Assume $p_1=(x_1,y_1)$ and is the left point,$p_2=(x_2,y_2)$ and is the right point, $m_1$ is the slope of the line through $p_1$, and $m_2$ is the slope of the line through $p_2$.

Solve the equations for $\{a_0,a_1,a_2,a_3\}$: $$\begin{align} a_0x_1^3+a_1x_1^2+a_2x_1+a_3&=y_1\\ a_0x_2^3+a_1x_2^2+a_2x_2+a_3&=y_2\\ 3a_0x_1^2+2a_1x_1+a_2&=m_1\\ 3a_0x_2^2+2a_1x_2+a_2&=m_2 \end{align}$$

The first two equations will give you a set of values of $\{a_0,a_1,a_2,a_3\}$ such that the cubic $a_0x_1^3+a_1x_1^2+a_2x_1+a_3$ goes through $p_1$ and $p_2$.

The last two equations take the slope of the two lines in consideration by finding the derivative of the cubic.

Also, as Hikaru said in the comments, check out Bézier Curves.

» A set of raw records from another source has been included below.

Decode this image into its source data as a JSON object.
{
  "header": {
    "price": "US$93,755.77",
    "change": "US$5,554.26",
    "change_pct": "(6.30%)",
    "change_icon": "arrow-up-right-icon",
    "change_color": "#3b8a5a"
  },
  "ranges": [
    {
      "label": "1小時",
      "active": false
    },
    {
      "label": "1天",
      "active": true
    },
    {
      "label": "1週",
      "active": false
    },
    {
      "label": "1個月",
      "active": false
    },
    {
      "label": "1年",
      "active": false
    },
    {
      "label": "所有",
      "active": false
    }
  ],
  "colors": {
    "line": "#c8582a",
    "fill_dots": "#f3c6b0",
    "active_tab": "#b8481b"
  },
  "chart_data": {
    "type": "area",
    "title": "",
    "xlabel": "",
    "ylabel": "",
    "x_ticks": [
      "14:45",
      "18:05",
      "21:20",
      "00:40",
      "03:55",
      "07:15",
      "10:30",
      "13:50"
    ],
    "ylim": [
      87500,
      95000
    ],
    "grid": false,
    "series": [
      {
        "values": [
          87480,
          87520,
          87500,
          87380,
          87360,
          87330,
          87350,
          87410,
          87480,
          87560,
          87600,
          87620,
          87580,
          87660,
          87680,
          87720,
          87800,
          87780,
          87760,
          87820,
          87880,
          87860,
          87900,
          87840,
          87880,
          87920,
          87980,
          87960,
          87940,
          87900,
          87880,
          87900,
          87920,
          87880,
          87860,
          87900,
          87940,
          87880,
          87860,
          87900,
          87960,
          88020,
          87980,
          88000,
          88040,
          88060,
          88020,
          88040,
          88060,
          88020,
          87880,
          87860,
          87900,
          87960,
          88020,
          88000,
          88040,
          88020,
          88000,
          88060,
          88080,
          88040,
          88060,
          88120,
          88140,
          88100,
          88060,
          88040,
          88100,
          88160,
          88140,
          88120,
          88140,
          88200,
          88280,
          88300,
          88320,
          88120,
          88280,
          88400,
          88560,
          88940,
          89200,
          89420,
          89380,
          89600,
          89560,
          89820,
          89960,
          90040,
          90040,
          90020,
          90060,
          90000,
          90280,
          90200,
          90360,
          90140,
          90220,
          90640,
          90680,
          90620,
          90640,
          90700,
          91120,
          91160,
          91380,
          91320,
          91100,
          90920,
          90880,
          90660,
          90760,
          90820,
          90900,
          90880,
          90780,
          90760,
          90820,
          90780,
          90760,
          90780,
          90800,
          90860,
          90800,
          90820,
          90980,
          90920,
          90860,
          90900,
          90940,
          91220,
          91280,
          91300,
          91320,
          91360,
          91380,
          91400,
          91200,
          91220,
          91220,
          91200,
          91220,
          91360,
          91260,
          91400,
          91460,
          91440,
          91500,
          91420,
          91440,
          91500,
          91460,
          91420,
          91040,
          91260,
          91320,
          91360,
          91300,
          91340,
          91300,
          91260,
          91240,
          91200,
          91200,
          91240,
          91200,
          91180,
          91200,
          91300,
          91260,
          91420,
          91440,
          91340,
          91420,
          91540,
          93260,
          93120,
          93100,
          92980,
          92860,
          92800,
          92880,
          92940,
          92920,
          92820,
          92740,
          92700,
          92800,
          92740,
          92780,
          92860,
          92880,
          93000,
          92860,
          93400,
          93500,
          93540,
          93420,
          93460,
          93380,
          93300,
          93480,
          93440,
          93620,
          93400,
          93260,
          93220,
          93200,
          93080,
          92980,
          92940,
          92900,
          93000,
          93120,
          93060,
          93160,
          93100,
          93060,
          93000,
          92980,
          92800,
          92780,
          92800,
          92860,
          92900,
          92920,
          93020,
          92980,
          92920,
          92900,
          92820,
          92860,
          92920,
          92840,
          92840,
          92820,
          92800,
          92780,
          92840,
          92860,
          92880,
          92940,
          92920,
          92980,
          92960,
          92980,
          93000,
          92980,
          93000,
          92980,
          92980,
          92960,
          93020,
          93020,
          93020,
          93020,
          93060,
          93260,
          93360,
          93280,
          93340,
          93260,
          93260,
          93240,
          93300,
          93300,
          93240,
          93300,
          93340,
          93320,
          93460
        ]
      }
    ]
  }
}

They come up a lot in computer programming, animation, etc.

Answer 2

At time $t=0$ you are in point $P_0$ and have velocity $v_0$.

At time $t=1$ you are in point $P_1$ and have velocity $v_1$.

You can make a (quadratic) weight function to take care of the transition.

E.g. $x(t) = (P_0 + v_0*t)(1-t)^2 + (P_1 + v_1*(1-t))t^2$

Be careful of the sign of $v_1$ though.

For practical purposes, you could modify the velocity weight.

(If time $t$ is already in your calculations, use $\lambda$)

Answer 3

• Given slopes m1,m2
• First point is origin and for convenience of calculation assume second tangent drawn at point of inflection
• Coordinates of the second point not necessary under this assumption, it can be subsequently found

Let the equation of cubic be

$$ y = x^3 - 3 A x^2 + m1 \, *x \tag1 $$

$$ y'= 3 x^2-6 A \,x + m1 \tag2 $$

$$ y^{''} = 6\,x - 6 A =0, \,\rightarrow \, x= A \tag3$$

Let slope at PI $x=A$ be m2

$$ y^{'} =3 A^2 -6 A \cdot A + m1 = m2 \tag4$$

Simplify

$$ A = \sqrt{(m1-m2)/3} \tag5 $$

Plug in into 1)

$$ y = x^3 - \sqrt{3 (m1-m2)} x^2 + m1 * x \tag6 $$

$$ y2 = A^3 - \sqrt{3 (m1-m2)} A^2 + m1 * A \tag7 $$

When value of $A$ is plugged in, you will find $y2$ involves only the slopes

For example take $ m1=0.5, m2= -1, \rightarrow A= 0.7071 \tag8 $

$$ y = x^3- 1.5 *1.4142 x^2 -0.5 x \tag 9 $$

which can be written as a formula in terms of given slopes. It is given here upto inflection point, the full cubic is not sketched.